The contrast worth drawing is with capped tokens whose unlocks have already finished — those settle to flat supply and score well on an inflation lens, while ARB is still mid-vest and dilutes at roughly four to five percent a quarter. It also contrasts with chains that pair emission with a burn: ARB has neither a burn nor a buyback, so its supply curve is a one-way ratchet upward until the schedule ends. And unlike a token with a static, dormant reserve, ARB carries an actively-spending DAO Treasury, which is exactly why our monitor reads hotter than the scheduled vesting and why the ⚠ chip ships. For an inflation lens specifically, ARB reads as steadily, structurally inflationary by vesting, with a treasury-spend tailwind on top.

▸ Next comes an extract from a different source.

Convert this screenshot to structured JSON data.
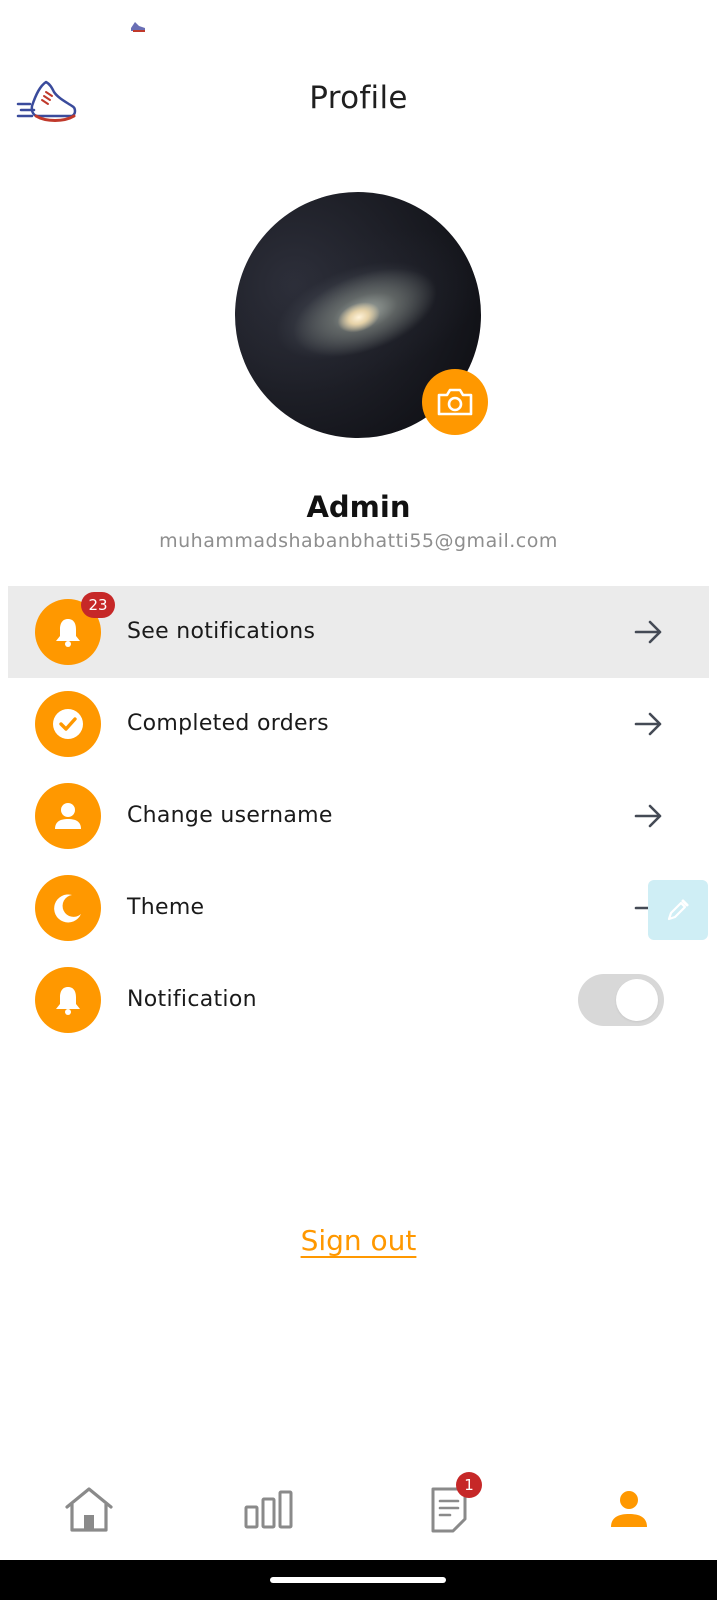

What to watch in the next 90 days
Watch the three monthly vesting cliffs on Jul 16 2026, Aug 16 2026 and Sep 16 2026 — each adds about 92.65M ARB and together they are the bulk of the supply growth. Watch DAO governance for how fast the 2027 Foundation budget and any new incentive or grant round actually spend down the Treasury, since that discretionary flow is what drives the monitor gap. Watch whether the July 2026 fee-sharing model ever routes value into an ARB buyback or burn, which would be the first buy-side offset ARB has ever had. And note that the monthly unlock schedule runs out around March 2027, after which team and investor dilution stops and the Treasury becomes the only remaining lever.
Summary
ARB is a capped, no-mint, no-burn governance token whose supply still grows because it is mid-way through a multi-year vesting schedule. Three monthly cliffs add about 277.9M ARB over the next 90 days against zero buy-side offset, leaving the framework at about +4.37% net — below our supply monitor's +5.31% by 0.94 points, a gap that ships a ⚠ chip because the DAO Treasury is spending ARB into the float faster than the scheduled vesting alone. The dominant risk and the dominant overhang are the same thing: the Arbitrum DAO Treasury, about 42.78% of supply, which dilutes only when governance votes to spend it. ARB stays structurally inflationary by vesting until the unlock schedule completes in early 2027, with nothing in the protocol to buy supply back.
MrNasdog Pressure Framework analysis of Arbitrum (ARB), Metric 1 — Inflation. Data + explanation only. Not financial advice. Updated July 13 2026.